Filiation homoparentale : la Cour de justice de l'UE oblige les États à reconnaître les actes de naissance… pour garantir la libre circulation
La filiation établie entre un enfant et un couple homosexuel dans un pays de l'Union européenne s'impose-t-elle aux autres pays membres de l'UE ?
C'est une question épineuse à laquelle la Cour de justice de l'Union européenne a répondu par un arrêt du 14 décembre 2021.
Les faits
Une femme de nationalité bulgare et sa compagne britannique résident depuis 2015 en Espagne et se sont mariées en 2018. Leur fille est née en 2019 en Espagne et son acte de naissance, établi par les autorités espagnoles, mentionne les deux femmes comme étant ses deux mères, sans spécifier laquelle des deux a donné naissance à l'enfant.
Cette dernière ne peut obtenir ni la nationalité britannique, ni la nationalité espagnole, mais bien la nationalité bulgare, du fait de sa naissance d'une mère bulgare. Les autorités bulgares ont cependant refusé de lui octroyer une pièce d'identité bulgare – sans laquelle elle ne peut circuler hors d'Espagne - car un tel document requiert au préalable l'établissement d'un acte de naissance bulgare. Or, selon l'administration bulgare, l'acte de naissance ne peut être établi en l'absence d'informations concernant l'identité de la mère biologique de l'enfant (celle qui lui a donné naissance) d'une part, et d'autre part, puisque la loi bulgare n'autorise pas le mariage homosexuel, il n'est juridiquement pas possible de transcrire dans un acte de naissance la mention de deux parents de même sexe.
Obligation de reconnaître la filiation aux fins de la libre circulation des citoyens
La Cour de justice de l'UE a estimé que l'État bulgare n'était pas tenu d'établir un acte de naissance conforme à l'acte de naissance espagnol, mais qu'il était néanmoins obligé de délivrer une pièce d'identité bulgare à l'enfant afin de lui permettre d'exercer son droit, en tant que citoyenne européenne, de circuler et de séjourner librement sur le territoire des États membres. Autrement dit, lorsqu'il s'agit de l'exercice de droits que l'enfant tire du droit de l'Union européenne, les États membres ont l'obligation de reconnaître le lien de filiation entre cet enfant et les personnes mentionnées comme étant ses parents dans l'acte de naissance établi par les autorités de l'État membre d'accueil. Le raisonnement de la Cour va donc plus loin que la simple obligation de délivrer une pièce d'identité.
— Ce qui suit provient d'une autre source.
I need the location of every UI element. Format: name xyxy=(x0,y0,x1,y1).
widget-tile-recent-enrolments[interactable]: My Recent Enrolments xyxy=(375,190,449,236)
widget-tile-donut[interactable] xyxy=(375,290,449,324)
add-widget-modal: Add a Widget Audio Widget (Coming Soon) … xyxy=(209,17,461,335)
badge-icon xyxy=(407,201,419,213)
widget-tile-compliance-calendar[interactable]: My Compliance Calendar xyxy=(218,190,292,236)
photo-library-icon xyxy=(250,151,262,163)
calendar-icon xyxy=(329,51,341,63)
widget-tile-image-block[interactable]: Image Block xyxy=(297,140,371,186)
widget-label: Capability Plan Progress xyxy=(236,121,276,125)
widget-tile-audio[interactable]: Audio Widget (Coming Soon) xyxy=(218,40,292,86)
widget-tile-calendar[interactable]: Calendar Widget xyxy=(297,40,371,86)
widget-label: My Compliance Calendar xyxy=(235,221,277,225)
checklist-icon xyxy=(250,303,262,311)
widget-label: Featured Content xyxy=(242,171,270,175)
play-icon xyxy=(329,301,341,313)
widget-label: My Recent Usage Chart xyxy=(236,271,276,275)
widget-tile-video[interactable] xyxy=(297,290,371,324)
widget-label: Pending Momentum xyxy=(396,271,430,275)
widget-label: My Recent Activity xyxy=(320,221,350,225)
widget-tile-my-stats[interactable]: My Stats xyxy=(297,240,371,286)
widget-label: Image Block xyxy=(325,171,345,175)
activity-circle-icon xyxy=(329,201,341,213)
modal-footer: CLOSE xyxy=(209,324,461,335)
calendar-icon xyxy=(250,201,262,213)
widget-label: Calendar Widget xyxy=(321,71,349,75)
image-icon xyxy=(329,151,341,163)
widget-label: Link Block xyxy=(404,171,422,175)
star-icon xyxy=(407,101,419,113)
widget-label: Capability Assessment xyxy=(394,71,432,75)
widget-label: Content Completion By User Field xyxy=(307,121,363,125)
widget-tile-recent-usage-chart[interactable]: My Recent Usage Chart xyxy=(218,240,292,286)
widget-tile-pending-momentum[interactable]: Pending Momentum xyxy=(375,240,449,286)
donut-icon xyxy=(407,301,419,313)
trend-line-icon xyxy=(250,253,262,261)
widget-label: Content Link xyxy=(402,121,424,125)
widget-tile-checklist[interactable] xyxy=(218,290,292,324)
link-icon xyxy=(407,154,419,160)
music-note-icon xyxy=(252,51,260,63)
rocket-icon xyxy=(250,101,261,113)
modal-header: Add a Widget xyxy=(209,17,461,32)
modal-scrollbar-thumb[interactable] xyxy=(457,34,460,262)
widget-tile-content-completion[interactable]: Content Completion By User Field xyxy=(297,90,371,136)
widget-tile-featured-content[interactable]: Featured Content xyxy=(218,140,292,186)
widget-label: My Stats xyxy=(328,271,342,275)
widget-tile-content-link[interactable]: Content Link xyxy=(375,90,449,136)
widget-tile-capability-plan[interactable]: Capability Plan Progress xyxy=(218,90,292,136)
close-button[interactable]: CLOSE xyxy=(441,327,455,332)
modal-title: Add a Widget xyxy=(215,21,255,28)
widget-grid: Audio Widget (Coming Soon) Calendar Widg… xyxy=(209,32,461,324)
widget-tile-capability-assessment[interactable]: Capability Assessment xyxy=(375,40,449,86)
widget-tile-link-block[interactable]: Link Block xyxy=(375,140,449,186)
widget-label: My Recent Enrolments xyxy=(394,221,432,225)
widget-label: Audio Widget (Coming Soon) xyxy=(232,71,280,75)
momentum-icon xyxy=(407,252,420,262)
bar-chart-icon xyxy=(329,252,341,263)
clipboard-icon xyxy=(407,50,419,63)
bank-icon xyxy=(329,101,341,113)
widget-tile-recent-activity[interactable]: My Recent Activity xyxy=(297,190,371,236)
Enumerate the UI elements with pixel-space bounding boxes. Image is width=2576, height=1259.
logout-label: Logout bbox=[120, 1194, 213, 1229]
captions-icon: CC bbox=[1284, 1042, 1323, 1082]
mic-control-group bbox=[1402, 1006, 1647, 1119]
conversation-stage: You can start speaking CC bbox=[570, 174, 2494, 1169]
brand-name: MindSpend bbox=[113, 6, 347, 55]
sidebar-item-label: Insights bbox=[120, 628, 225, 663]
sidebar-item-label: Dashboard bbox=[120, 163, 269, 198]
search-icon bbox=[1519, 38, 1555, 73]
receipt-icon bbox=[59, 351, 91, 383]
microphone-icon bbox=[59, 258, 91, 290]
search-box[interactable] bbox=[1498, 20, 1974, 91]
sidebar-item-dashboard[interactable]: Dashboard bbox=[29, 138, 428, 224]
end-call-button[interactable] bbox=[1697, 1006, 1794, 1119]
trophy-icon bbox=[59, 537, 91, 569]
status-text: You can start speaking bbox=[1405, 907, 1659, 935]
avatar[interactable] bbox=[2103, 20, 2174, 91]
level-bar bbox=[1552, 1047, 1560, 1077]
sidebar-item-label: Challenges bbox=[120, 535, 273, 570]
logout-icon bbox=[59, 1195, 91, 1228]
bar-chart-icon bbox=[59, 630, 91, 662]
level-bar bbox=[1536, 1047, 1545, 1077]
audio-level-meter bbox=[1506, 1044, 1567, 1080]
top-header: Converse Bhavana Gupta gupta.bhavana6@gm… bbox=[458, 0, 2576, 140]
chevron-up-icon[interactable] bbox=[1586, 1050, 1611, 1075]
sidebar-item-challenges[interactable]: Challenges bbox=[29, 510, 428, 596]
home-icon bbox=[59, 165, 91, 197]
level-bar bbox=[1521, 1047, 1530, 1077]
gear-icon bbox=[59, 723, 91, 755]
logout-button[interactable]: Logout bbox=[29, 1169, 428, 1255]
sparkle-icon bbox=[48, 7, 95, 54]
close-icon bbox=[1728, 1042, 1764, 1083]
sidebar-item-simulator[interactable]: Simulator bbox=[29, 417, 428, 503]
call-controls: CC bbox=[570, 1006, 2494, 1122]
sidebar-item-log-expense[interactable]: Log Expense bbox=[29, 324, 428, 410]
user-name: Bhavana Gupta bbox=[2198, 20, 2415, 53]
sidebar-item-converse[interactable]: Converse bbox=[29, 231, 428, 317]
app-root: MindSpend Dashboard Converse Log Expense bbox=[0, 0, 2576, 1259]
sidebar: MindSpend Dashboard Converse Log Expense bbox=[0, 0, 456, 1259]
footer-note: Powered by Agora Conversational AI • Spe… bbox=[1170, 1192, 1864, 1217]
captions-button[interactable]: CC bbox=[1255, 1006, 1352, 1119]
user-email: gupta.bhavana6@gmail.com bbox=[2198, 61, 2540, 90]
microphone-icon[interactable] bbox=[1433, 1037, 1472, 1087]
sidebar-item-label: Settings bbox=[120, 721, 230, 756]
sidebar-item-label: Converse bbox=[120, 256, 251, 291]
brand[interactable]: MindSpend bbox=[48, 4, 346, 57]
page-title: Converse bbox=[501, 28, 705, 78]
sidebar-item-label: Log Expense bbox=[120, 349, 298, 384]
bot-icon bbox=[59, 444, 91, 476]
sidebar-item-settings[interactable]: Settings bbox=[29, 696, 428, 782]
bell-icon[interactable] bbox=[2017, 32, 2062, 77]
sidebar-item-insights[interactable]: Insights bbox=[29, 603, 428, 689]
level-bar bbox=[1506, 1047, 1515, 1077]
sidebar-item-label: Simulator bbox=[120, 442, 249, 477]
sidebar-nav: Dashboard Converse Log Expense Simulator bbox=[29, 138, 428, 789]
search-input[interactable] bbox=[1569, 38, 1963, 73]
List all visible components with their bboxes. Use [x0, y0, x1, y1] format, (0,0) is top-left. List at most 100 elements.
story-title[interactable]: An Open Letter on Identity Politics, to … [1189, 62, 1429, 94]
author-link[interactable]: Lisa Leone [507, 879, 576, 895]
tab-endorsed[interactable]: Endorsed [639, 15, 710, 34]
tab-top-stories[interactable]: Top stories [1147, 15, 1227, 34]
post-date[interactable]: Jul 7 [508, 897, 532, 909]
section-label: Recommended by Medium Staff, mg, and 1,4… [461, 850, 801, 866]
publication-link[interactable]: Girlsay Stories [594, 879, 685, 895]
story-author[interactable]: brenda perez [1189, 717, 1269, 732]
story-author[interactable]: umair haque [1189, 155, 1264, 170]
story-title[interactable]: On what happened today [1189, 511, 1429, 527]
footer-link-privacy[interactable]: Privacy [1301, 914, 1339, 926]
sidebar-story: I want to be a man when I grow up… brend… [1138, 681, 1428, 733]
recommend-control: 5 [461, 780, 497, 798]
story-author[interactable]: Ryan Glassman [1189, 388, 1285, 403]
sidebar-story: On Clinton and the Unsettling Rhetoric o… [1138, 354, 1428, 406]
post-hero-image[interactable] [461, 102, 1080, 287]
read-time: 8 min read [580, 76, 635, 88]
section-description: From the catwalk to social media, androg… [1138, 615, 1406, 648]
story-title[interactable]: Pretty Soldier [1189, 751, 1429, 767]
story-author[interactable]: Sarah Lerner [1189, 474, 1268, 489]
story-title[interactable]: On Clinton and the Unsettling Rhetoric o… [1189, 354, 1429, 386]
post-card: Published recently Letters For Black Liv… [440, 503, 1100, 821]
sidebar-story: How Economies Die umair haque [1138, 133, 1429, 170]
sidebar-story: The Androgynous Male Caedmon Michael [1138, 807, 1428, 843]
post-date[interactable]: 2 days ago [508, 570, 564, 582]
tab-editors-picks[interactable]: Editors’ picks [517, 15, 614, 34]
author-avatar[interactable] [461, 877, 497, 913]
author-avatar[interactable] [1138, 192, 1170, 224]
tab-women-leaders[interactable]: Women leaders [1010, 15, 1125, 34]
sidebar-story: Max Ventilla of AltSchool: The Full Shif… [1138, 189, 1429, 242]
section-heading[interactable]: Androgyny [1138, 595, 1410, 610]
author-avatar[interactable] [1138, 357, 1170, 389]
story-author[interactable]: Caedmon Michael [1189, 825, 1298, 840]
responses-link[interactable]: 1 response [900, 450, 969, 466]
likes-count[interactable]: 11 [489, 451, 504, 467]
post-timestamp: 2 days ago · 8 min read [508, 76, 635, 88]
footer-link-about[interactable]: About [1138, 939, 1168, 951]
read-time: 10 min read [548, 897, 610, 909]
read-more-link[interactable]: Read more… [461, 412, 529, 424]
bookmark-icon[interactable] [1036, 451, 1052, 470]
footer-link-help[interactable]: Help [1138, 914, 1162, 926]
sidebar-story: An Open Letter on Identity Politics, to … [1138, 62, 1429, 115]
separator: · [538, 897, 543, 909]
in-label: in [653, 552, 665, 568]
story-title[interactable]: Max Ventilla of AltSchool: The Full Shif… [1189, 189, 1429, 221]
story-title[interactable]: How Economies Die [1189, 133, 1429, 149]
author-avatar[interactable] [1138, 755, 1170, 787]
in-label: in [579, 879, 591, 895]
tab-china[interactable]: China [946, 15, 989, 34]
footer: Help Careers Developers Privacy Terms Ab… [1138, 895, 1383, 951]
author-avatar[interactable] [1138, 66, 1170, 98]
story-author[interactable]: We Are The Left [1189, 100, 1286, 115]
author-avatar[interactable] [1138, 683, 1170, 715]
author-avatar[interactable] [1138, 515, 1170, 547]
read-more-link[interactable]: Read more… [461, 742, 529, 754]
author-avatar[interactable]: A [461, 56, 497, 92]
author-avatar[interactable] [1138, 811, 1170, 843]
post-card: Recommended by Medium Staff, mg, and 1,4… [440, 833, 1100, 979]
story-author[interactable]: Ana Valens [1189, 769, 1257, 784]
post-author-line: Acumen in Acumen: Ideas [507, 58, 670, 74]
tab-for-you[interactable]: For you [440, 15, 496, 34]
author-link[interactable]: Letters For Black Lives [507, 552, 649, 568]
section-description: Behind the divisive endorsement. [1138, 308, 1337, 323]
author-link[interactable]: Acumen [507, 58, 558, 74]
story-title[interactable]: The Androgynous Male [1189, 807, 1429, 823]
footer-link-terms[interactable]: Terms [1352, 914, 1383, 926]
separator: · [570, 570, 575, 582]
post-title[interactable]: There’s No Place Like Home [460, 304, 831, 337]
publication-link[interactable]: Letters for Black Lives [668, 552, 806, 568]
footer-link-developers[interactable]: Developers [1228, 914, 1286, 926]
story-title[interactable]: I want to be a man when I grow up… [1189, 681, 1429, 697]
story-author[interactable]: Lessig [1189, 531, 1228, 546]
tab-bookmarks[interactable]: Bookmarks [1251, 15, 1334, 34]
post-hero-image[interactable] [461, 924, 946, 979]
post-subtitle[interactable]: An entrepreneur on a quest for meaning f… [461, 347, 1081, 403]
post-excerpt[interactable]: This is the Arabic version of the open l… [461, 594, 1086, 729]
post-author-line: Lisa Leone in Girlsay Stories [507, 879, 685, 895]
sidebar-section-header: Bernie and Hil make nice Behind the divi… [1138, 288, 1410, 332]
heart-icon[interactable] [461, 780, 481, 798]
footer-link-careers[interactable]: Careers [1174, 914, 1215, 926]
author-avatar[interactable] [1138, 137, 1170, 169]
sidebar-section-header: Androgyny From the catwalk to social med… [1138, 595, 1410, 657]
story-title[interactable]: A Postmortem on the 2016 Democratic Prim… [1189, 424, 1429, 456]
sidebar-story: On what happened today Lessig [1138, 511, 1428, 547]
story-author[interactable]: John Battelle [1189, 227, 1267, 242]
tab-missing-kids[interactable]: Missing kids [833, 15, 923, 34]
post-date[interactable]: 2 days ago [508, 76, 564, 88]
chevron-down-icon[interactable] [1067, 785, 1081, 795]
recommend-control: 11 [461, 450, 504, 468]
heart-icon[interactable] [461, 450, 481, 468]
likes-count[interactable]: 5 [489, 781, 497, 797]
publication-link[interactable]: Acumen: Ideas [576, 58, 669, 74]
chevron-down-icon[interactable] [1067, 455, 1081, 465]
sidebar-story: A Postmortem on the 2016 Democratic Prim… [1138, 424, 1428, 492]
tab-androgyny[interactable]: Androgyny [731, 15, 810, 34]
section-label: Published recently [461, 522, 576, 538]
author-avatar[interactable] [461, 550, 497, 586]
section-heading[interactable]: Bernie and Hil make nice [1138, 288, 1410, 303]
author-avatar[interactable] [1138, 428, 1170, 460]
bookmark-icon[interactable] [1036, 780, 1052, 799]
Le refus de la Bulgarie de délivrer une pièce d'identité n'aurait pu être justifié que s'il était jugé conforme aux droits fondamentaux garantis par la Charte de l'Union européenne. Or, la Cour estime que ce refus est contraire au droit à la vie privée et familiale de l'enfant, car il « prive l'enfant de la relation avec l'un de ses parents lors de l'exercice de son droit de libre circulation » ou lui rend « l'exercice de ce droit impossible ou excessivement difficile au motif que ses parents sont de même sexe ».
Une analyse prudente et précise de cet arrêt impose certes de limiter l'obligation de reconnaissance de cette filiation controversée au strict périmètre des droits conférés en vertu du droit de l'UE, comme le droit à la libre circulation. Notons néanmoins que la Cour ratifie ici l'acception d'un lien de filiation détaché de la biologie dans le cadre d'une PMA ou d'une GPA. Quant au droit de l'enfant « d'entretenir régulièrement des relations personnelles et des contacts directs avec ses deux parents », également consacré par la Charte de l'UE, elle l'interprète ici exclusivement dans la ligne de l'acte de naissance espagnol, qui considère les deux femmes comme les parents de l'enfant, sans envisager le droit de l'enfant de connaître et d'entretenir une relation avec son père biologique. L'enjeu est donc bien autour de la définition du mot « parent », et des positions divergentes des États européens à cet égard, une question bien plus profonde que ne le laisse supposer une affaire de pièce d'identité et de libre circulation…
Rappelons que la Commission européenne a initié en 2020 l'élaboration d'un règlement - qui touchera tant aux situations de procréation médicalement assistée qu'à celles de gestation par autrui - visant « à ce que la parentalité, telle qu'établie dans un pays de l'Union européenne (UE), soit reconnue dans toute l'UE de manière à ce que les droits des enfants soient maintenus dans des situations transfrontières, en particulier lorsque leur famille voyage ou se déplace à l'intérieur de l'UE. » L'adoption de ce règlement est prévue pour le 3e trimestre de 2022.